Second, we only tested two of the many phonetic contrasts relevant for children. We cannot assume that any phonetic contrast is representative of speech as a whole. Categorical perception, for example, is less robust in vowels (Fry, Abramson, Eimas, & Liberman, 1962) and fricatives (Healy & Repp, 1982), and fricatives may be integrated with other portions of the signal differently from other speech sounds (Galle et al., submitted; Ishida, Samuel, & Arai, 2016). Moreover, frequency differences among phonemes could contribute to the rate or robustness of their development (Thiessen & Pavlik, 2016). Thus, these findings should be extended to other speech sounds. However, our primary findings are likely robust. The steepening categorization slope (Figure 3, 5) has been observed for many speech sounds including laterals, vowels, stop consonants and fricatives (Hazan & Barrett, 2000; Nittrouer, 2002; Slawinski & Fitzgerald, 1998). Moreover, within-category gradiency (Figure 9) was highly similar between stops and fricatives. Thus, both findings are likely robust, though their developmental timecourses may differ across speech sounds.
Third, it is unknown whether the way that lexical representations are mapped to fixations in the VWP changes with development. Such changes cannot be ruled out as a partial source of the developmental changes seen here. However, we note that the one study to systematically examine effects of non-verbal IQ and language on the VPP found no effect of IQ, but significant effects of language (McMurray, Samelson, Lee, & Tomblin, 2010), suggesting some specificity of the link between looking in the VWP and language (though this study only examined adolescents). Future work could address this with purely visual variants of the VWP (Farris-Trimble & McMurray, 2013), or converging language measures like event-related potentials.
Finally, participants were mostly in the typical range of language ability. Consequently, it is unclear whether these findings would look different in children at lower levels of language and/or reading ability who may follow a different developmental trajectory. This paradigm has been used in 16–18 y.o.s with language impairment (LI; McMurray et al., 2014), and LI did not moderate the effect of rStep. This effect is partially replicated here (the effect of composite language on competitor looks), and is distinct from the effects of development we observed. Thus, it is unlikely that younger impaired children would show a different pattern. However, extending this to younger children and to children with dyslexia (which may be linked to phonological deficits, Bishop & Snowling, 2004) remains an important area for research.
The sharpening of phoneme identification
The slope of the phoneme identification function steepens with development (Figure 3). Effects were small but statistically robust in mouse clicks, showing changes between ages 7 and 12 for voicing and fricatives, and continued development through age 18 for voicing. This is consistent with prior studies (Hazan & Barrett, 2000; Nittrouer, 2002; Slawinski & Fitzgerald, 1998), though we further extend the developmental window showing changes in voicing categorization (and possibly fricatives) between 12 and 18. When we examined the dynamic unfolding of categorization (Figure 5, 6, http://osf.io/w5bqg), we saw much bigger effects.
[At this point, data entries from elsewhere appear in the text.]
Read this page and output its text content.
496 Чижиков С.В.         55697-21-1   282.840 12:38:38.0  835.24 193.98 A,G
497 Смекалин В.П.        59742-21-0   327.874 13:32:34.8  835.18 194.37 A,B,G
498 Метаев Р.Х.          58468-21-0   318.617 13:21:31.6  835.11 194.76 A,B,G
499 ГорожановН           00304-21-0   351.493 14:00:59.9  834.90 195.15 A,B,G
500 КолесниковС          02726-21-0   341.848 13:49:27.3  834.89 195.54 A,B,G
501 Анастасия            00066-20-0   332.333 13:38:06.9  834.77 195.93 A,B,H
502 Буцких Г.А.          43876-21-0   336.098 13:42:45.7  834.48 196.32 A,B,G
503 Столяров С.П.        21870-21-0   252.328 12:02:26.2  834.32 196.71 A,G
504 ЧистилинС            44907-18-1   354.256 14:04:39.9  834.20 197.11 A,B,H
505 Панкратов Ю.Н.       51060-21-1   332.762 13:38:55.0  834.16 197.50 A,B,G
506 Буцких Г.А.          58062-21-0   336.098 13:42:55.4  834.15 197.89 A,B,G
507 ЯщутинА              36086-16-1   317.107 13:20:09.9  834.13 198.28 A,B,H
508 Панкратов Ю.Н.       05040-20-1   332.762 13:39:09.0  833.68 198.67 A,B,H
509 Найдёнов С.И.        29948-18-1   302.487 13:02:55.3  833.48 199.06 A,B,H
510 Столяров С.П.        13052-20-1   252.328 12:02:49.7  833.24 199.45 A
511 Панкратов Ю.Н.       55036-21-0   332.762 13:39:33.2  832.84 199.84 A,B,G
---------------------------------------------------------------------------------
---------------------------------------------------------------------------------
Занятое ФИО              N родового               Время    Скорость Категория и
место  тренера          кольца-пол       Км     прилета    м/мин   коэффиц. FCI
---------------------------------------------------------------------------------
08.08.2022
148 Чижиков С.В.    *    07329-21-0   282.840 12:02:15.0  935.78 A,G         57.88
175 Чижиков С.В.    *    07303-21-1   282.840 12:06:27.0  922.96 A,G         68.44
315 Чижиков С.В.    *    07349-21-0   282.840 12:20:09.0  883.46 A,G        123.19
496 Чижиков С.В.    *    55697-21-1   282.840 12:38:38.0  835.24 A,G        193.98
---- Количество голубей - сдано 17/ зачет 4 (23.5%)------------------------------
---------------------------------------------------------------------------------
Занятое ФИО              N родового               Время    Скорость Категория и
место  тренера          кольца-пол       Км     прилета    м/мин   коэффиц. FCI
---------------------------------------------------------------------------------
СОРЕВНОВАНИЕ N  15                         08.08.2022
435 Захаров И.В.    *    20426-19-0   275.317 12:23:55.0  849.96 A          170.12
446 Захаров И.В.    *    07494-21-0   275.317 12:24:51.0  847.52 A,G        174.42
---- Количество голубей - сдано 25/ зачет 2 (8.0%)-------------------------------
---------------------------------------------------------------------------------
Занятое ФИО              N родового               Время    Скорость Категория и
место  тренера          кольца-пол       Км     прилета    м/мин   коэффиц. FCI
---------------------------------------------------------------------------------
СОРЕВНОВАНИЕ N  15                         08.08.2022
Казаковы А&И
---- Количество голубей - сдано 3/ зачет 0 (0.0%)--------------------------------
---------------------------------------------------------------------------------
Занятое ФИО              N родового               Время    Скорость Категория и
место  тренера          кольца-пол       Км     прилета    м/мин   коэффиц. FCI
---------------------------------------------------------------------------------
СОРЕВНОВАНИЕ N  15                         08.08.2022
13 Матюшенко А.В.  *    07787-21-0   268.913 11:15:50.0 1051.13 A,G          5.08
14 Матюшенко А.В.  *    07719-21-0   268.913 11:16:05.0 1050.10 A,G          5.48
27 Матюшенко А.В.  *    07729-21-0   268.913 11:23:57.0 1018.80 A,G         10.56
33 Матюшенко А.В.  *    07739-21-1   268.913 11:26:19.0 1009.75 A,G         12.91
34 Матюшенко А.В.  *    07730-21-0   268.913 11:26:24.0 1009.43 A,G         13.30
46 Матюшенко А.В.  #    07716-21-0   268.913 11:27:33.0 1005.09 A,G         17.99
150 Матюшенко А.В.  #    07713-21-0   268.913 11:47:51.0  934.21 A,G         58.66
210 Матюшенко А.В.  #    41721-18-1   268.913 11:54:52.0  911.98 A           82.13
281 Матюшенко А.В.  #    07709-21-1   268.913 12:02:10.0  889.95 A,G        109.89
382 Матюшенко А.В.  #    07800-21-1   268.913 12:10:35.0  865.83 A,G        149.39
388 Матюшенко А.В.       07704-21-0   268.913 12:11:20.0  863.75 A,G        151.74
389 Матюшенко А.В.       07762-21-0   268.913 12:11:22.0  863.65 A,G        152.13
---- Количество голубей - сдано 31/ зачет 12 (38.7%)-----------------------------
Between 7 and 12, there were differences in the ultimate steepness and amplitude of the function (at the end of processing), and the speed at which children achieved this; between 12 and 18, it appeared mostly in the rapidity with which children reached their asymptotic levels.
Thus, even “low level” abilities like speech categorization develop slowly through adolescence. One could dismiss the differences in dynamic identification as mere performance (i.e. children are getting more efficient at accessing knowledge they acquired earlier). However, when we look at the other findings (changes in within category sensitivity, reduction of competitor activation), this under-describes the developmental phenomena. Importantly, speech categorization did not reach asymptotic levels until 1200–1400 msec. Under typical speech rates, by 1200 msec, children might hear 4–5 words—maybe 25 phonemes! As a result, asymptotic behavior is likely a poor descriptor of the speech abilities that children bring to real-world speech perception; rather, performance after only a few hundred milliseconds might map more closely to real-world performance (c.f., Spivey, 2007). This underscores the importance of examining the automaticity of language processing with dynamic online measures.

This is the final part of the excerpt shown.